Ironically, Zelenskiy may yet prove to be an even bigger problem for Moscow. Although he speaks Russian much better than Ukrainian, and has indicated he may start peace negotiations with Vladimir Putin, he has also stated publicly that Ukraine must continue to stand up to Russian aggression and pursue a pro-European path. But the biggest problem for Moscow with his election is that it demonstrates that even in a former Soviet bloc country a political neophyte can emerge from nowhere to resoundingly defeat a sitting incumbent in fair and open elections, and then rely on a peaceful transition of power taking place. This stands in stark contrast to the rigged elections of Moscow’s “managed democracy”. Even though the Ukrainian people’s historical political culture, which can best be described as ultra-democracy of an anarchic nature, is so much different from the Russian people’s affinity for and slavish obedience to despotism, it can nevertheless become infectious. Vladimir Putin’s greatest fear is that this democratic plague could somehow contaminate the Russian psyche.
On Zelenskiy’s part, having received such an overwhelming mandate, he must now deliver on the promise – even if the promise is based more on illusion than reality. He must initiate the reforms he promised, but he must also maintain the pro-Ukrainian, pro-European course set out by Poroshenko. This includes promotion of the Ukrainian language, support for a strong military and independent Ukrainian church.
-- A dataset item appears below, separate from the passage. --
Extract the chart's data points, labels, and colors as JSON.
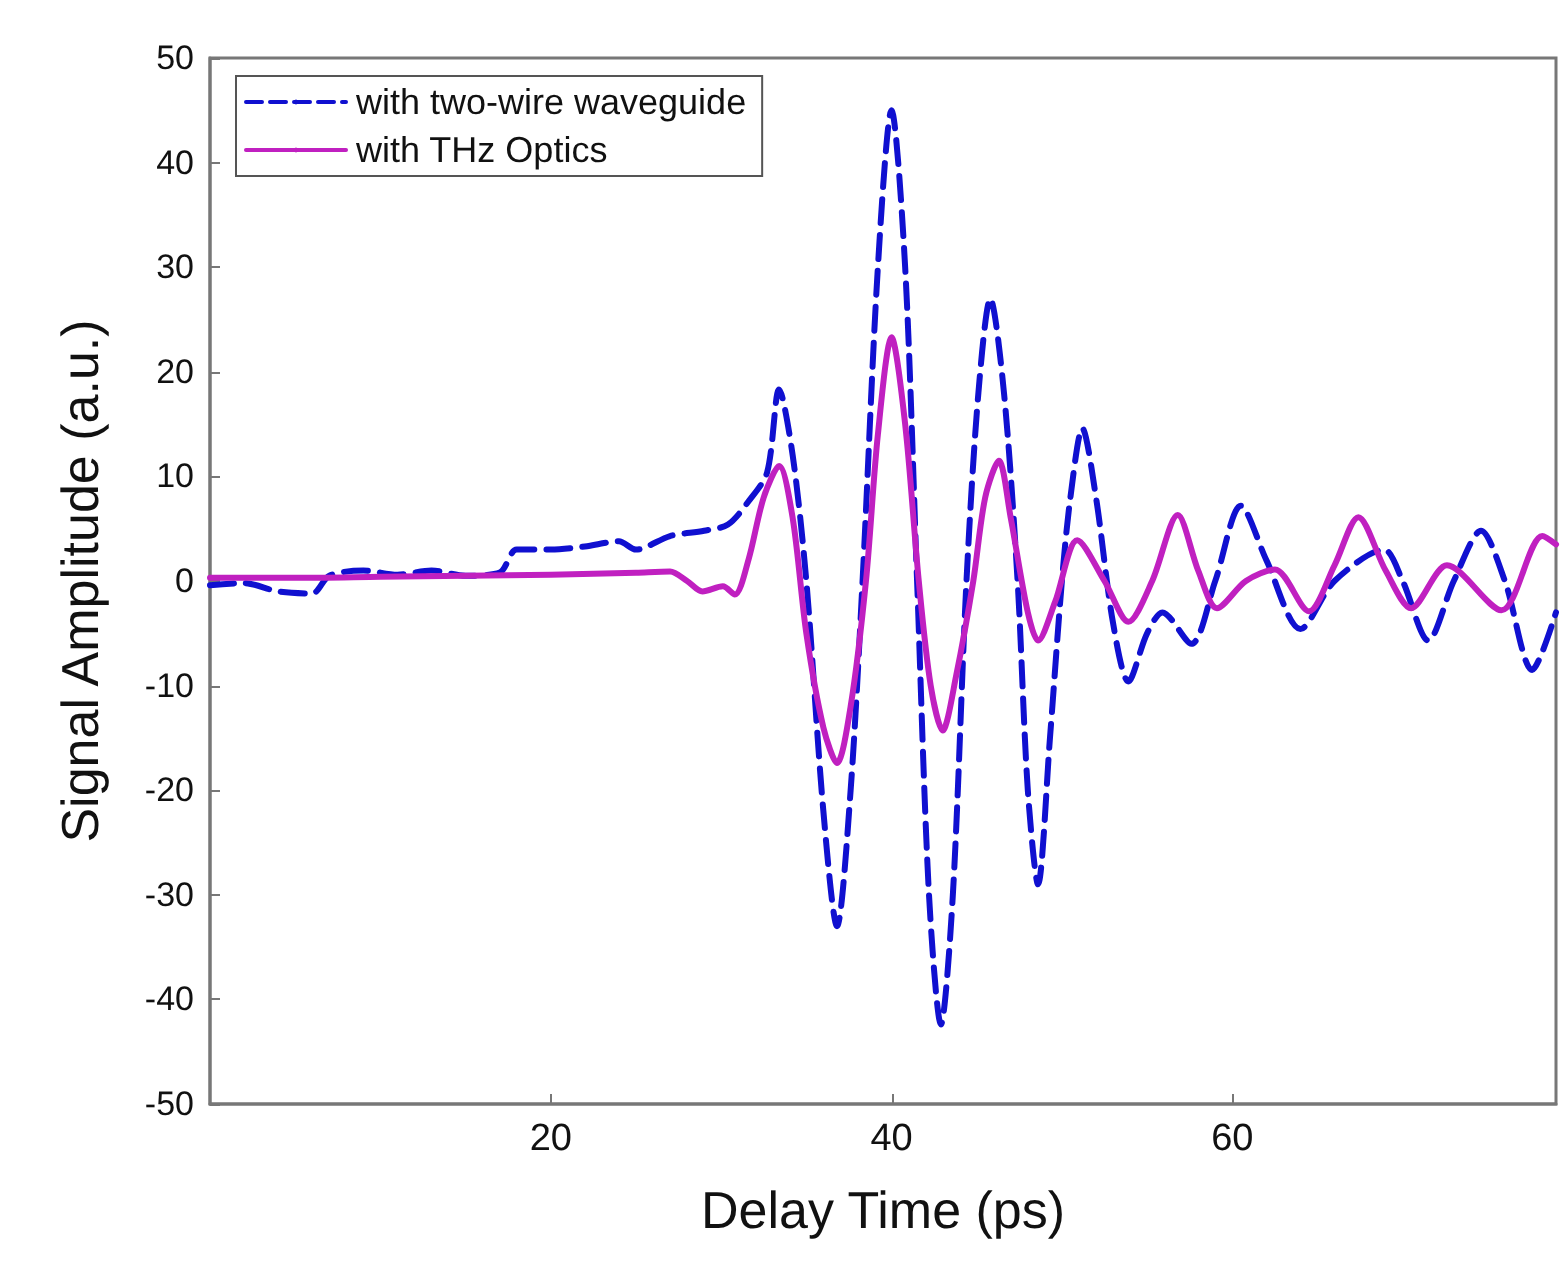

Most of all, Zelenskiy cannot let this victory go to his head, and he cannot put the quest for power above the strict framework of Ukrainian constitutional norms. What is alarming is his comment three days before the second round that he would consider an early parliamentary election. According to Ukrainian law, a president can only call a snap parliamentary election six months before the parliament’s mandate runs out which, in this case, is November 27 – one month after the elections scheduled for October 27. In this case, therefore, the last possible date to call parliamentary elections is May 27, a date prior to Zelenskiy’s expected inauguration. Calling an election after that date would be a violation of the constitution. And let us not forget that Viktor Yanukovych violated Ukraine’s constitution right from the beginning when he created his own parliamentary coalition by bribing deputies elected by party lists to abandon their previous affiliations. That’s when the slide to dictatorship began.
Even if Zelenskiy were to be inaugurated before the cut-off date of May 27, any early election would still violate the spirit of the law. Having given Zelenskiy what amounts to a blank cheque, voters cannot be expected to give that same blank cheque to a new parliament. They need time to assess his performance and vote accordingly. And, between now and October 27, Zelenskiy must convince Ukraine’s voters that he deserves a parliamentary majority, or else learn to work with a parliament that may be opposed to his policies. Parliament serves as a check on the powers of the president, so that no one person can assume total control. That is the essence of democracy. And, according to the Constitution of Ukraine, the president is the guarantor of the Constitution, as well as of the state’s sovereignty, territorial indivisibility, and the citizens’ rights and freedoms. Zelenskiy must learn to accept this responsibility and act within the constitutional norms. How he chooses to act with respect to parliament, will be the litmus test of his commitment to democracy.